Page MenuHomeSoftware Heritage

Add module to generate relevant data as tests input
ClosedPublic

Authored by anlambert on Dec 14 2018, 6:15 PM.

Details

Summary

First diff exposing the work I have done so far on improving swh-web tests.
This one is about the tests data generation by populating an in-memory archive.

In order to avoid harcoding tests input data and get closer to real world ones,
populate a test archive by loading in it a couple of lightweight git repositories.

The ids of the objects in this test archive (contents, directories, revisions, ...)
will then be provided as tests input in order to retrieve their associated data
from the in-memory storages. Proceeding like this will allow us to remove a
lot of mocks in the tests implementation.

Related T1271

Diff Detail

Repository
rDWAPPS Web applications
Lint
Automatic diff as part of commit; lint not applicable.
Unit
Automatic diff as part of commit; unit tests not applicable.

Event Timeline

anlambert created this revision.Dec 14 2018, 6:15 PM
vlorentz requested changes to this revision.Dec 14 2018, 6:57 PM
vlorentz added a subscriber: vlorentz.

The two zips you add are about 200KB in size. Could you find smaller ones?

swh/web/tests/data.py
156

storage is an instance of swh.storage.in_memory.Storage, it shouldn't be in a config dict.

157

That's a pretty tricky side-effect. It should be documented and explained, both here and in swh.web.common.service.

199–223

This can be factorized:

indexers = {}
for idx_name, idx_class in (('mimetype', _MimetypeIndexer), ('language',_LanguageIndexer), ('license', _FossologyLicenseIndexer), ('ctags', _CtagsIndexer)):
    idx = idx_class()
    idx.storage = storage
    idx.objstorage = storage.objstorage
    idx.idx_storage = idx_storage
    indexers[idx_name] = idx

Then use **indexers in the returned dict

This revision now requires changes to proceed.Dec 14 2018, 6:57 PM

The two zips you add are about 200KB in size. Could you find smaller ones?

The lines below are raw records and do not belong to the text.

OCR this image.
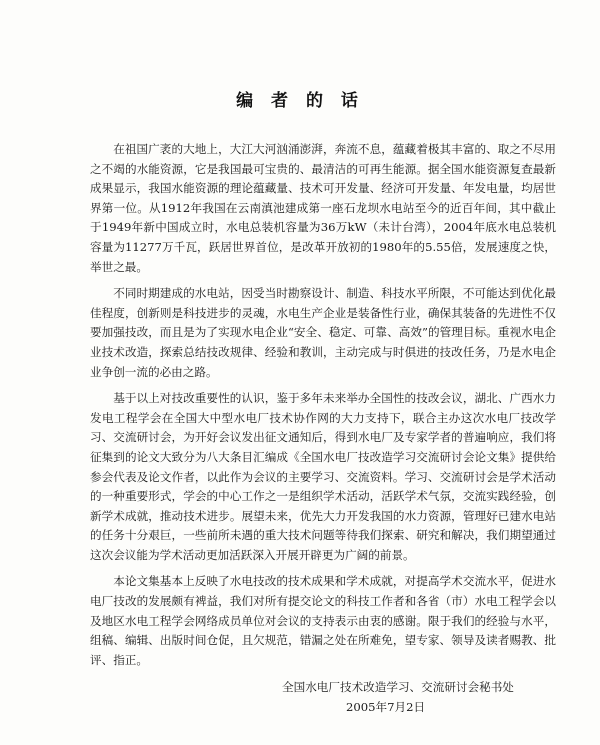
编 者 的 话

在祖国广袤的大地上，大江大河汹涌澎湃，奔流不息，蕴藏着极其丰富的、取之不尽用之不竭的水能资源，它是我国最可宝贵的、最清洁的可再生能源。据全国水能资源复查最新成果显示，我国水能资源的理论蕴藏量、技术可开发量、经济可开发量、年发电量，均居世界第一位。从1912年我国在云南滇池建成第一座石龙坝水电站至今的近百年间，其中截止于1949年新中国成立时，水电总装机容量为36万kW（未计台湾），2004年底水电总装机容量为11277万千瓦，跃居世界首位，是改革开放初的1980年的5.55倍，发展速度之快，举世之最。

不同时期建成的水电站，因受当时勘察设计、制造、科技水平所限，不可能达到优化最佳程度，创新则是科技进步的灵魂，水电生产企业是装备性行业，确保其装备的先进性不仅要加强技改，而且是为了实现水电企业“安全、稳定、可靠、高效”的管理目标。重视水电企业技术改造，探索总结技改规律、经验和教训，主动完成与时俱进的技改任务，乃是水电企业争创一流的必由之路。

基于以上对技改重要性的认识，鉴于多年未来举办全国性的技改会议，湖北、广西水力发电工程学会在全国大中型水电厂技术协作网的大力支持下，联合主办这次水电厂技改学习、交流研讨会，为开好会议发出征文通知后，得到水电厂及专家学者的普遍响应，我们将征集到的论文大致分为八大条目汇编成《全国水电厂技改造学习交流研讨会论文集》提供给参会代表及论文作者，以此作为会议的主要学习、交流资料。学习、交流研讨会是学术活动的一种重要形式，学会的中心工作之一是组织学术活动，活跃学术气氛，交流实践经验，创新学术成就，推动技术进步。展望未来，优先大力开发我国的水力资源，管理好已建水电站的任务十分艰巨，一些前所未遇的重大技术问题等待我们探索、研究和解决，我们期望通过这次会议能为学术活动更加活跃深入开展开辟更为广阔的前景。

本论文集基本上反映了水电技改的技术成果和学术成就，对提高学术交流水平，促进水电厂技改的发展颇有裨益，我们对所有提交论文的科技工作者和各省（市）水电工程学会以及地区水电工程学会网络成员单位对会议的支持表示由衷的感谢。限于我们的经验与水平，组稿、编辑、出版时间仓促，且欠规范，错漏之处在所难免，望专家、领导及读者赐教、批评、指正。

全国水电厂技术改造学习、交流研讨会秘书处
2005年7月2日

That's not really big either ... Those repos enables me to capture a lot of test cases (notably ctags, releases, non linear revision history)
so I would prefer to continue using them.

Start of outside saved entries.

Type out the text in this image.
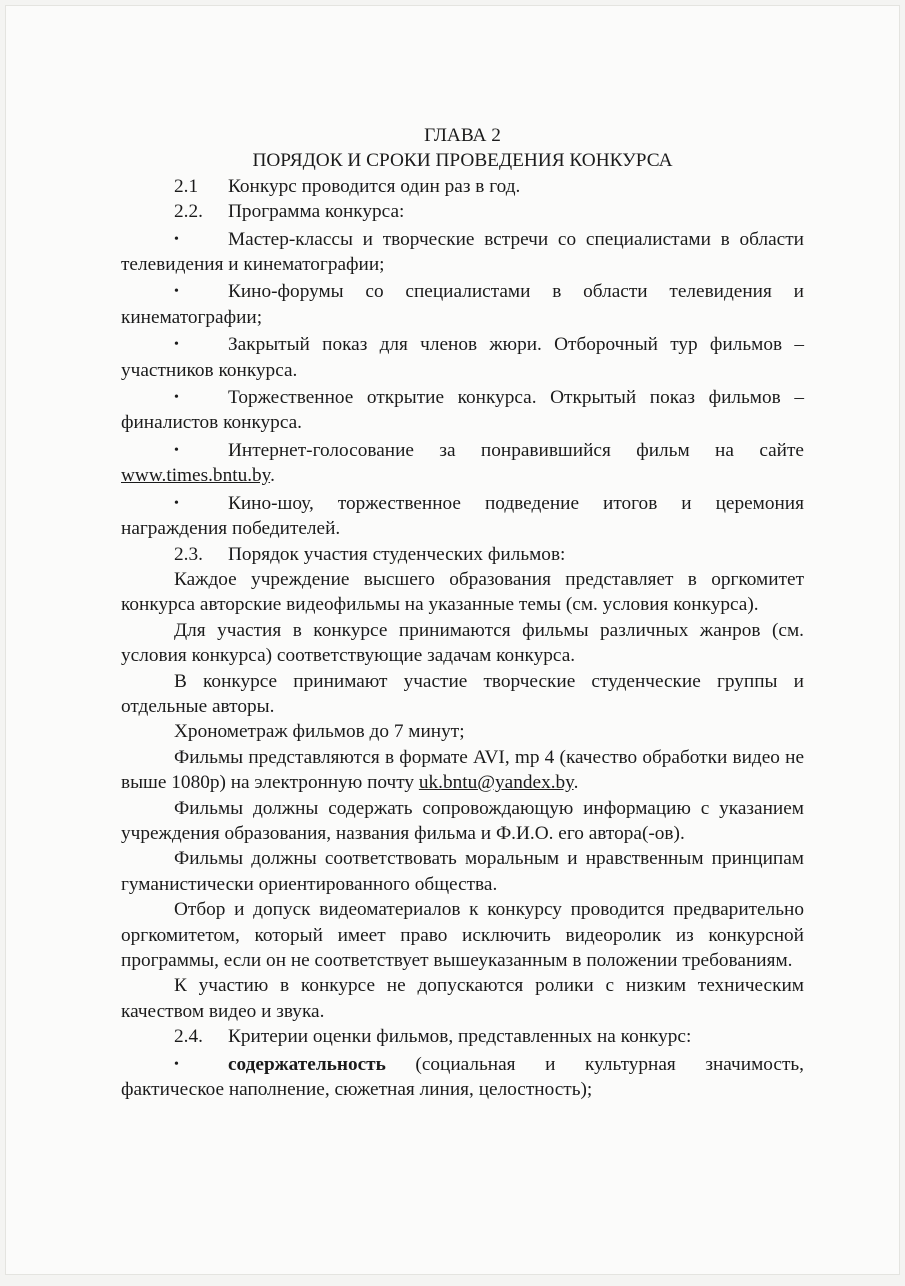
ГЛАВА 2

ПОРЯДОК И СРОКИ ПРОВЕДЕНИЯ КОНКУРСА

2.1 Конкурс проводится один раз в год.

2.2. Программа конкурса:

•	Мастер-классы и творческие встречи со специалистами в области телевидения и кинематографии;

•	Кино-форумы со специалистами в области телевидения и кинематографии;

•	Закрытый показ для членов жюри. Отборочный тур фильмов – участников конкурса.

•	Торжественное открытие конкурса. Открытый показ фильмов – финалистов конкурса.

•	Интернет-голосование за понравившийся фильм на сайте www.times.bntu.by.

•	Кино-шоу, торжественное подведение итогов и церемония награждения победителей.

2.3. Порядок участия студенческих фильмов:

Каждое учреждение высшего образования представляет в оргкомитет конкурса авторские видеофильмы на указанные темы (см. условия конкурса).

Для участия в конкурсе принимаются фильмы различных жанров (см. условия конкурса) соответствующие задачам конкурса.

В конкурсе принимают участие творческие студенческие группы и отдельные авторы.

Хронометраж фильмов до 7 минут;

Фильмы представляются в формате AVI, mp 4 (качество обработки видео не выше 1080р) на электронную почту uk.bntu@yandex.by.

Фильмы должны содержать сопровождающую информацию с указанием учреждения образования, названия фильма и Ф.И.О. его автора(-ов).

Фильмы должны соответствовать моральным и нравственным принципам гуманистически ориентированного общества.

Отбор и допуск видеоматериалов к конкурсу проводится предварительно оргкомитетом, который имеет право исключить видеоролик из конкурсной программы, если он не соответствует вышеуказанным в положении требованиям.

К участию в конкурсе не допускаются ролики с низким техническим качеством видео и звука.

2.4. Критерии оценки фильмов, представленных на конкурс:

•	содержательность (социальная и культурная значимость, фактическое наполнение, сюжетная линия, целостность);
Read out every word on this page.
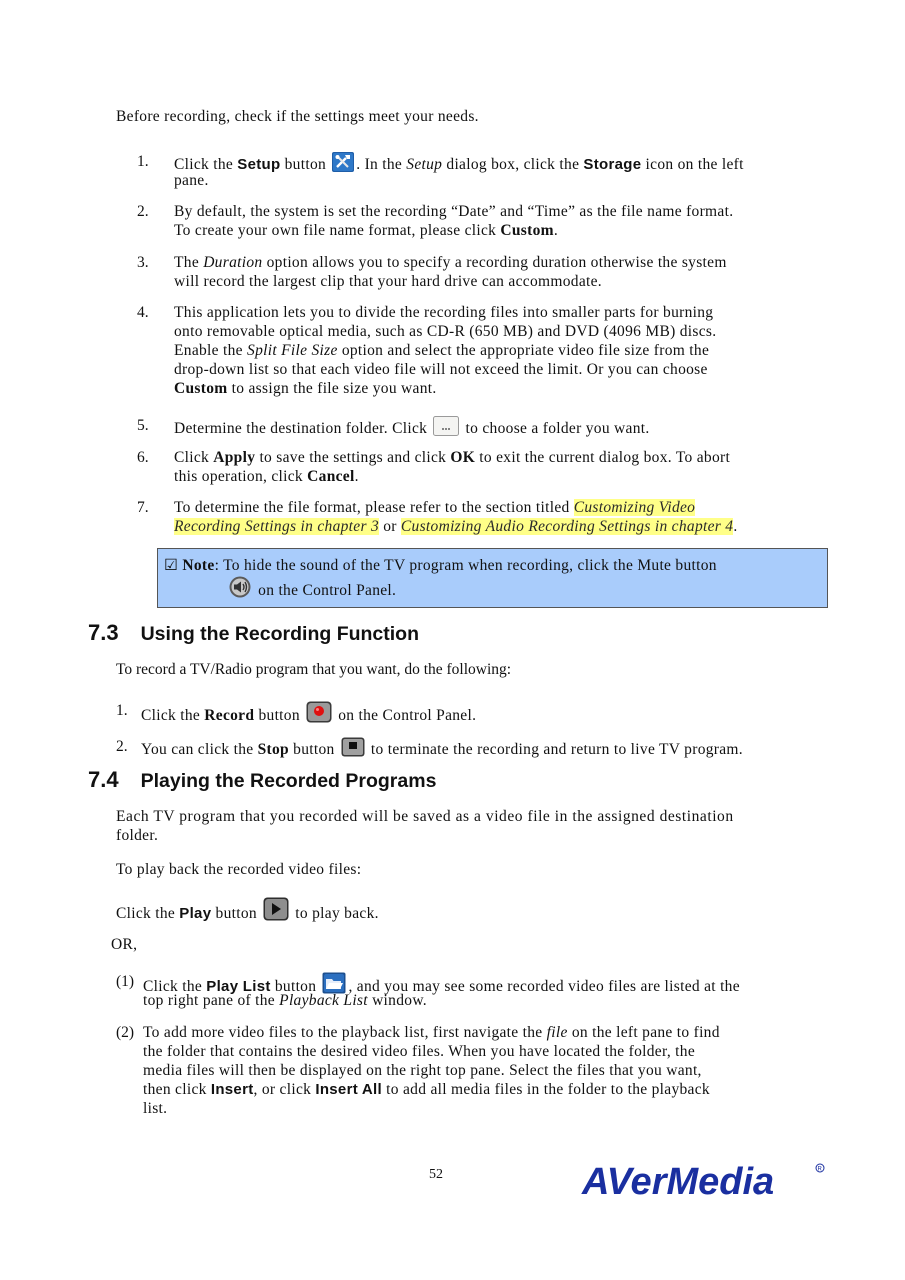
Before recording, check if the settings meet your needs.
1. Click the Setup button . In the Setup dialog box, click the Storage icon on the left
pane.
2. By default, the system is set the recording “Date” and “Time” as the file name format.
To create your own file name format, please click Custom.
3. The Duration option allows you to specify a recording duration otherwise the system
will record the largest clip that your hard drive can accommodate.
4. This application lets you to divide the recording files into smaller parts for burning
onto removable optical media, such as CD-R (650 MB) and DVD (4096 MB) discs.
Enable the Split File Size option and select the appropriate video file size from the
drop-down list so that each video file will not exceed the limit. Or you can choose
Custom to assign the file size you want.
5. Determine the destination folder. Click  to choose a folder you want.
6. Click Apply to save the settings and click OK to exit the current dialog box. To abort
this operation, click Cancel.
7. To determine the file format, please refer to the section titled Customizing Video
Recording Settings in chapter 3 or Customizing Audio Recording Settings in chapter 4.
☑ Note: To hide the sound of the TV program when recording, click the Mute button
on the Control Panel.
7.3 Using the Recording Function
To record a TV/Radio program that you want, do the following:
1. Click the Record button  on the Control Panel.
2. You can click the Stop button  to terminate the recording and return to live TV program.
7.4 Playing the Recorded Programs
Each TV program that you recorded will be saved as a video file in the assigned destination
folder.
To play back the recorded video files:
Click the Play button  to play back.
OR,
(1) Click the Play List button , and you may see some recorded video files are listed at the
top right pane of the Playback List window.
(2) To add more video files to the playback list, first navigate the file on the left pane to find
the folder that contains the desired video files. When you have located the folder, the
media files will then be displayed on the right top pane. Select the files that you want,
then click Insert, or click Insert All to add all media files in the folder to the playback
list.
52	AVerMedia	R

That sounds pretty neat for the next steps!
\m/

swh/web/tests/data.py
157

That's the only way to share the in-memory storage consistently i think.
So yes, explaining why we do that would be great.

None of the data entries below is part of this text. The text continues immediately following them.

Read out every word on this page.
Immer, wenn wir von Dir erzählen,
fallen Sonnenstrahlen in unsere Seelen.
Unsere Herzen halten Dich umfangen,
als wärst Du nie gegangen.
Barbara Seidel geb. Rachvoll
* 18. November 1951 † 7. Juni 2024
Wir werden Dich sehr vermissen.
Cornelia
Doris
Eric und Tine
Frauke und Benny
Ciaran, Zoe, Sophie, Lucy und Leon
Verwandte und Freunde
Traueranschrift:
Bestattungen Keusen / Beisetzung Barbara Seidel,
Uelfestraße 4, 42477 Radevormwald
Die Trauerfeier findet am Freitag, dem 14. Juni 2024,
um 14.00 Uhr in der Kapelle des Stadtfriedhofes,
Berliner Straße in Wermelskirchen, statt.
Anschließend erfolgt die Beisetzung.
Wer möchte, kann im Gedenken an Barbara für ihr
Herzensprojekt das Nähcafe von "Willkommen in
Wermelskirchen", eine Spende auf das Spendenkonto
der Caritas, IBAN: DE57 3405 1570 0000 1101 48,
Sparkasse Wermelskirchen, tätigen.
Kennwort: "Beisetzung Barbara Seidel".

vlorentz added inline comments.Dec 15 2018, 10:20 AM
swh/web/tests/data.py
157

That's the only way to share the in-memory storage consistently i think.

You can use unittest.mock.patch('swh.storage.in_memory.Storage'): https://forge.softwareheritage.org/source/swh-indexer/browse/master/swh/indexer/tests/test_origin_metadata.py$98

anlambert retitled this revision from swh-web: Add module to generate relevant data as tests input to Add module to generate relevant data as tests input.Dec 17 2018, 10:42 AM
anlambert marked 3 inline comments as done.Dec 17 2018, 11:17 AM
anlambert added inline comments.
swh/web/tests/data.py
157

The idea here is to patch globally the storage instances in order to avoid using decorators in all tests to do so.

But I agree this operation should not be performed in that module, who should only be dedicated to the generation
of tests data. I will move it to the swh.web.tests.testcase module.

199–223

Indeed, thanks.

anlambert updated this revision to Diff 2669.Dec 17 2018, 4:34 PM

Update:

  • address vlorentz comments
  • move storage patching out of this module
  • bump swh-loader-git version
vlorentz accepted this revision.Dec 17 2018, 5:02 PM
This revision is now accepted and ready to land.Dec 17 2018, 5:02 PM
This revision was automatically updated to reflect the committed changes.